Rivals for the Democratic presidential nomination are exhibiting deep differences on the war with Iraq, as some in the party worry about political fallout from an anti-war position.

"No Democrat will be elected if they do not convince the American people they will keep them safe," warned Connecticut Sen. Joe Lieberman.

Lieberman was joined by former Vermont Gov. Howard Dean and activist Rev. Al Sharpton at a fund-raising dinner Thursday for more than 500 hard-core party activists.

Sharpton and Dean got loud cheers for their anti-war stance, while Lieberman got a polite response and the occasional shout of "no war" from the back of the room.

A war against Iraq is far less popular among Democratic activists who will settle important early contests in states like Iowa and New Hampshire than among voters as a whole. The Democratic field has been focused on the issue, and arguments against war have gotten a more enthusiastic response.

Jeff Woodburn, a former New Hampshire Democratic chairman and a Lieberman backer, said "it's been difficult to get the activists" to support Lieberman because of the issue, though he predicted it was just a phase.

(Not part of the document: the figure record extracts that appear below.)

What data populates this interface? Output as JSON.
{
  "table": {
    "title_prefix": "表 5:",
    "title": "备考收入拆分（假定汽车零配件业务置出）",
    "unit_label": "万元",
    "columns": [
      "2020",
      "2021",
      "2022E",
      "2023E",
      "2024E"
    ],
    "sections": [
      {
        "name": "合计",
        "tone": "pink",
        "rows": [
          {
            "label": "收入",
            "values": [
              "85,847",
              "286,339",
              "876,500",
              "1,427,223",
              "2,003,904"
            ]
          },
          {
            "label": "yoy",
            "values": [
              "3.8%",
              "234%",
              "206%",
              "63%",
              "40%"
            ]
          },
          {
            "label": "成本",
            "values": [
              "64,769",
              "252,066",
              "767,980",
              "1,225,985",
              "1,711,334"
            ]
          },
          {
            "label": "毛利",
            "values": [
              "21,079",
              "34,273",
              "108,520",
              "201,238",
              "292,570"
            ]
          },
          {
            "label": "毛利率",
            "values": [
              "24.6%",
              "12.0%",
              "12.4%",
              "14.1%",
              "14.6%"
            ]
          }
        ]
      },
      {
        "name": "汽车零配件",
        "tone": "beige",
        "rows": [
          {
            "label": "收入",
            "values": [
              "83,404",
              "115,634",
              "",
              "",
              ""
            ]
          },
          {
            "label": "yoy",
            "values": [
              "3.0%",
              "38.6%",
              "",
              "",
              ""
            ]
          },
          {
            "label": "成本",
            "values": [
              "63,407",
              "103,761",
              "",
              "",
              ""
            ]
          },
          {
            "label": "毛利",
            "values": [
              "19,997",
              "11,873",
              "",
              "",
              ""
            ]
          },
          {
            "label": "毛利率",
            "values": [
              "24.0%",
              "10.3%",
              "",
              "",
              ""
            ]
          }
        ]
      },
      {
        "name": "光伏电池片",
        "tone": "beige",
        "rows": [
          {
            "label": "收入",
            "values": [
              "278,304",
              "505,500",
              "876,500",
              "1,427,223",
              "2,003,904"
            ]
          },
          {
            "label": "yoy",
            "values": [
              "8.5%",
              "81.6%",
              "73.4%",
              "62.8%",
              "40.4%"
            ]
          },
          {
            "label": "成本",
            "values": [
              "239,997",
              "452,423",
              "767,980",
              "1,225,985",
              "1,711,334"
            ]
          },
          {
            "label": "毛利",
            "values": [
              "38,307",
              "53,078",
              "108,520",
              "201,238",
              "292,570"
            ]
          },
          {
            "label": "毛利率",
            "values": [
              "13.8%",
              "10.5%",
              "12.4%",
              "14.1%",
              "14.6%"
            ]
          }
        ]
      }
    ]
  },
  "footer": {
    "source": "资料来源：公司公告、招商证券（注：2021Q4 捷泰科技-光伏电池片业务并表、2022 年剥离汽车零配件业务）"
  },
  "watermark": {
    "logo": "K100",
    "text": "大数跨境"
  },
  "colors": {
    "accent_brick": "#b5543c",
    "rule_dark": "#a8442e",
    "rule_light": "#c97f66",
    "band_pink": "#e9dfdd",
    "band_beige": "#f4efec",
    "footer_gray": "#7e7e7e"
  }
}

Dan Harkinson, a backer of North Carolina Sen. John Edwards, said: "I think the war is going to happen and I think the primary is going to happen. There are so many candidates and so much to talk about that it's all going to come into play."

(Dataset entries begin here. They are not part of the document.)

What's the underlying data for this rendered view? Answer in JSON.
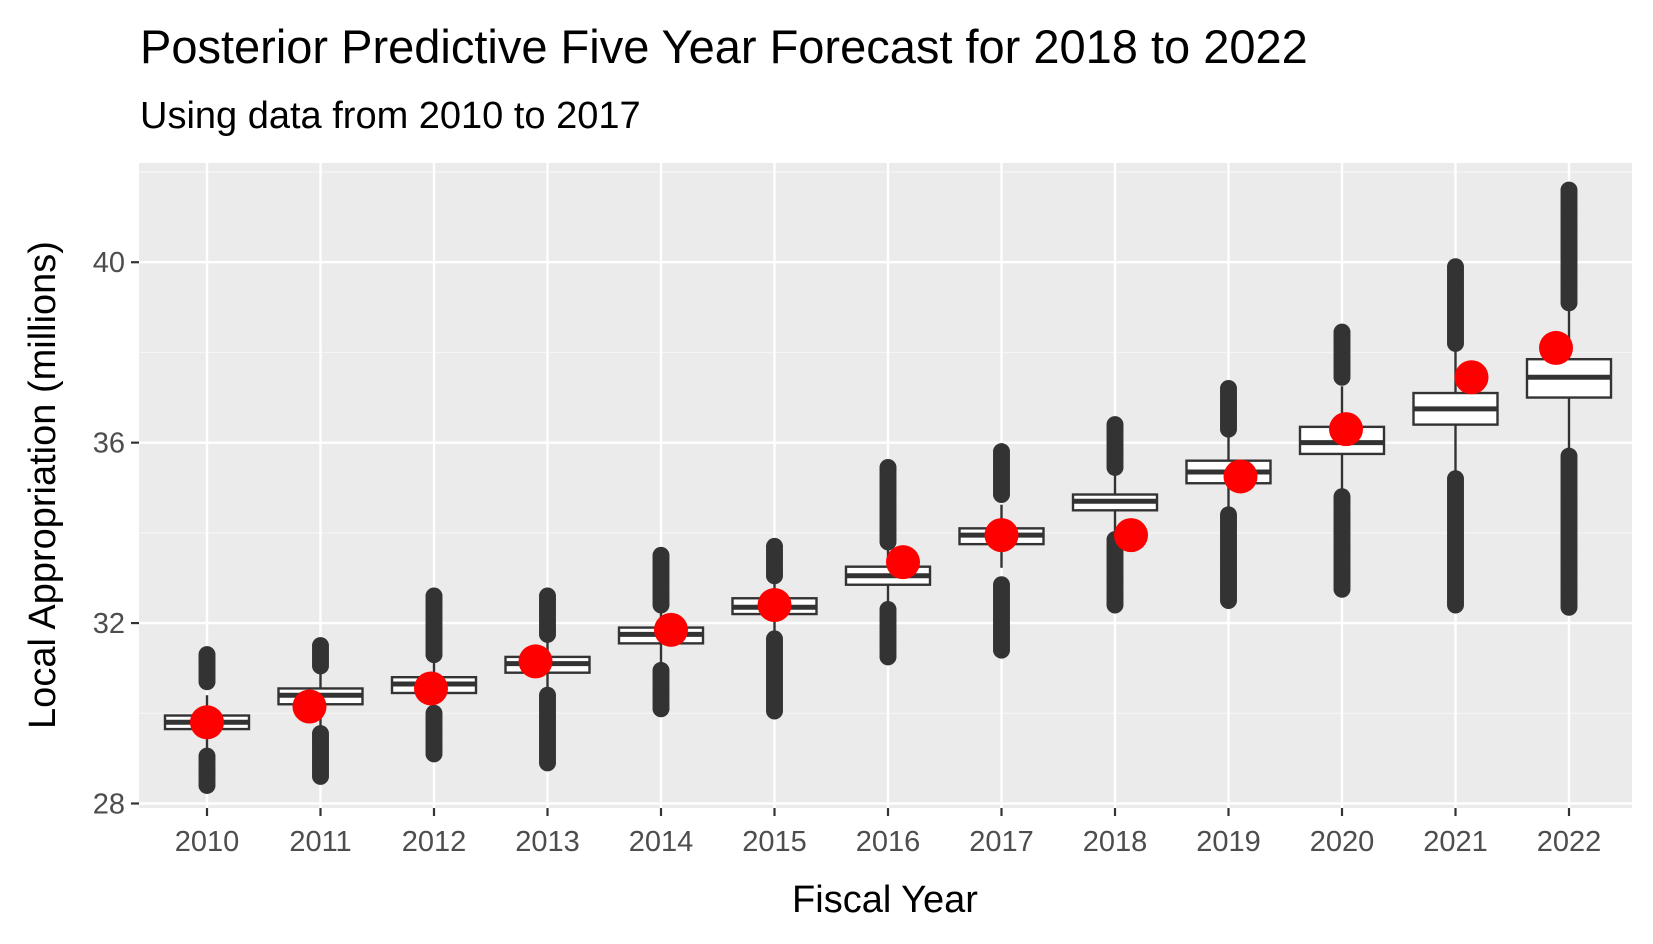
{
  "colors": {
    "panel": "#ebebeb",
    "grid_major": "#ffffff",
    "grid_minor": "#f5f5f5",
    "box": "#333333",
    "box_fill": "#ffffff",
    "point": "#ff0000",
    "tick": "#333333"
  },
  "chart_data": {
    "type": "boxplot",
    "title": "Posterior Predictive Five Year Forecast for 2018 to 2022",
    "subtitle": "Using data from 2010 to 2017",
    "xlabel": "Fiscal Year",
    "ylabel": "Local Appropriation (millions)",
    "ylim": [
      27.9,
      42.2
    ],
    "yticks": [
      28,
      32,
      36,
      40
    ],
    "ytick_labels": [
      "28",
      "32",
      "36",
      "40"
    ],
    "categories": [
      "2010",
      "2011",
      "2012",
      "2013",
      "2014",
      "2015",
      "2016",
      "2017",
      "2018",
      "2019",
      "2020",
      "2021",
      "2022"
    ],
    "boxes": [
      {
        "q1": 29.65,
        "median": 29.8,
        "q3": 29.95,
        "outliers_low": [
          28.4,
          29.05
        ],
        "outliers_high": [
          30.7,
          31.3
        ]
      },
      {
        "q1": 30.2,
        "median": 30.4,
        "q3": 30.55,
        "outliers_low": [
          28.6,
          29.55
        ],
        "outliers_high": [
          31.05,
          31.5
        ]
      },
      {
        "q1": 30.45,
        "median": 30.65,
        "q3": 30.8,
        "outliers_low": [
          29.1,
          30.0
        ],
        "outliers_high": [
          31.3,
          32.6
        ]
      },
      {
        "q1": 30.9,
        "median": 31.1,
        "q3": 31.25,
        "outliers_low": [
          28.9,
          30.4
        ],
        "outliers_high": [
          31.75,
          32.6
        ]
      },
      {
        "q1": 31.55,
        "median": 31.75,
        "q3": 31.9,
        "outliers_low": [
          30.1,
          30.95
        ],
        "outliers_high": [
          32.4,
          33.5
        ]
      },
      {
        "q1": 32.2,
        "median": 32.35,
        "q3": 32.55,
        "outliers_low": [
          30.05,
          31.65
        ],
        "outliers_high": [
          33.05,
          33.7
        ]
      },
      {
        "q1": 32.85,
        "median": 33.05,
        "q3": 33.25,
        "outliers_low": [
          31.25,
          32.3
        ],
        "outliers_high": [
          33.8,
          35.45
        ]
      },
      {
        "q1": 33.75,
        "median": 33.95,
        "q3": 34.1,
        "outliers_low": [
          31.4,
          32.85
        ],
        "outliers_high": [
          34.85,
          35.8
        ]
      },
      {
        "q1": 34.5,
        "median": 34.7,
        "q3": 34.85,
        "outliers_low": [
          32.4,
          33.85
        ],
        "outliers_high": [
          35.45,
          36.4
        ]
      },
      {
        "q1": 35.1,
        "median": 35.35,
        "q3": 35.6,
        "outliers_low": [
          32.5,
          34.4
        ],
        "outliers_high": [
          36.3,
          37.2
        ]
      },
      {
        "q1": 35.75,
        "median": 36.0,
        "q3": 36.35,
        "outliers_low": [
          32.75,
          34.8
        ],
        "outliers_high": [
          37.45,
          38.45
        ]
      },
      {
        "q1": 36.4,
        "median": 36.75,
        "q3": 37.1,
        "outliers_low": [
          32.4,
          35.2
        ],
        "outliers_high": [
          38.2,
          39.9
        ]
      },
      {
        "q1": 37.0,
        "median": 37.45,
        "q3": 37.85,
        "outliers_low": [
          32.35,
          35.7
        ],
        "outliers_high": [
          39.1,
          41.6
        ]
      }
    ],
    "actual_points": [
      {
        "year": "2010",
        "value": 29.8
      },
      {
        "year": "2011",
        "value": 30.15
      },
      {
        "year": "2012",
        "value": 30.55
      },
      {
        "year": "2013",
        "value": 31.15
      },
      {
        "year": "2014",
        "value": 31.85
      },
      {
        "year": "2015",
        "value": 32.4
      },
      {
        "year": "2016",
        "value": 33.35
      },
      {
        "year": "2017",
        "value": 33.95
      },
      {
        "year": "2018",
        "value": 33.95
      },
      {
        "year": "2019",
        "value": 35.25
      },
      {
        "year": "2020",
        "value": 36.3
      },
      {
        "year": "2021",
        "value": 37.45
      },
      {
        "year": "2022",
        "value": 38.1
      }
    ]
  }
}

Caroline French, another New Hampshire activist, said that if the debate moves the party to the left, so be it.

"The party has been nudged too far to the right," she said. "The right hasn't worked, so the left is where we need to be."

Dean has been taking that approach. "Our party has supported this president too much," he said. "I want to bring this party back to its roots."

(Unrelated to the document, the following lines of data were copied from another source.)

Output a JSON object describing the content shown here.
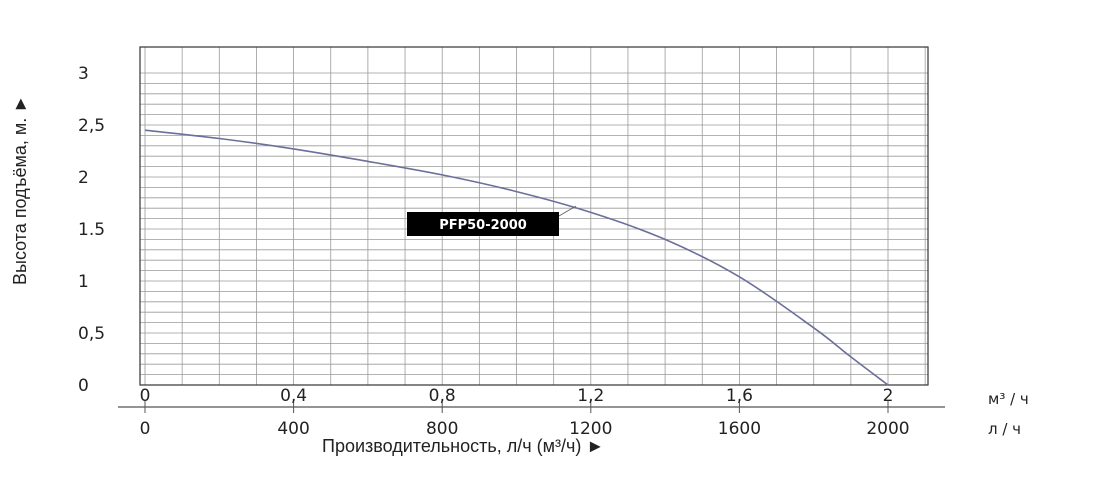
{
  "chart_data": {
    "type": "line",
    "ylabel": "Высота подъёма, м. ►",
    "xlabel": "Производительность, л/ч (м³/ч) ►",
    "x_unit_top": "м³ / ч",
    "x_unit_bottom": "л / ч",
    "ylim": [
      0,
      3
    ],
    "xlim": [
      0,
      2000
    ],
    "y_ticks": [
      {
        "value": 0,
        "label": "0"
      },
      {
        "value": 0.5,
        "label": "0,5"
      },
      {
        "value": 1,
        "label": "1"
      },
      {
        "value": 1.5,
        "label": "1.5"
      },
      {
        "value": 2,
        "label": "2"
      },
      {
        "value": 2.5,
        "label": "2,5"
      },
      {
        "value": 3,
        "label": "3"
      }
    ],
    "x_ticks_top": [
      {
        "value": 0,
        "label": "0"
      },
      {
        "value": 400,
        "label": "0,4"
      },
      {
        "value": 800,
        "label": "0,8"
      },
      {
        "value": 1200,
        "label": "1,2"
      },
      {
        "value": 1600,
        "label": "1,6"
      },
      {
        "value": 2000,
        "label": "2"
      }
    ],
    "x_ticks_bottom": [
      {
        "value": 0,
        "label": "0"
      },
      {
        "value": 400,
        "label": "400"
      },
      {
        "value": 800,
        "label": "800"
      },
      {
        "value": 1200,
        "label": "1200"
      },
      {
        "value": 1600,
        "label": "1600"
      },
      {
        "value": 2000,
        "label": "2000"
      }
    ],
    "grid": true,
    "series": [
      {
        "name": "PFP50-2000",
        "color": "#6b6f9a",
        "x": [
          0,
          200,
          400,
          600,
          800,
          1000,
          1200,
          1400,
          1600,
          1800,
          1900,
          2000
        ],
        "y": [
          2.45,
          2.37,
          2.27,
          2.15,
          2.02,
          1.86,
          1.66,
          1.4,
          1.04,
          0.55,
          0.27,
          0
        ]
      }
    ],
    "label_color": "#000000"
  }
}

Dean got an ovation Thursday by blasting Bush's threat to disarm Iraq by force, calling it "a unilateral action against a country that doesn't present an immediate threat."

Sharpton said Bush was putting the nation's young at risk while giving tax breaks to wealthy friends. "We must have equal sacrifice and equal patriotism," he said.

Lieberman defended his hawkish stance on war with Iraq. "No Democrat will be elected if they have not convinced the American people they will keep them safe," he said.

Two of the candidates referred to the disputed 2000 presidential election, a topic which still fires up activists.

Bush "is the personification of a set-aside program," said Sharpton. "In 2000, the Supreme Court set aside a whole election to make him president."

Lieberman, the party's vice presidential candidate in 2000, said: "I know how to beat George Bush. Al Gore and I did in 2000."

Edwards and former Illinois Sen. Carol Moseley-Braun were also invited to the dinner Thursday, but they declined, citing schedule conflicts.

Most polls have shown Sen. John Kerry from neighboring Massachusetts with an early lead in New Hampshire, which holds its Democratic primary Jan. 27. Other candidates in the race are Missouri Rep. Dick Gephardt, Ohio Rep. Dennis Kucinich and Florida Sen. Bob Graham, who filed papers Thursday to begin raising money for a full-fledged campaign.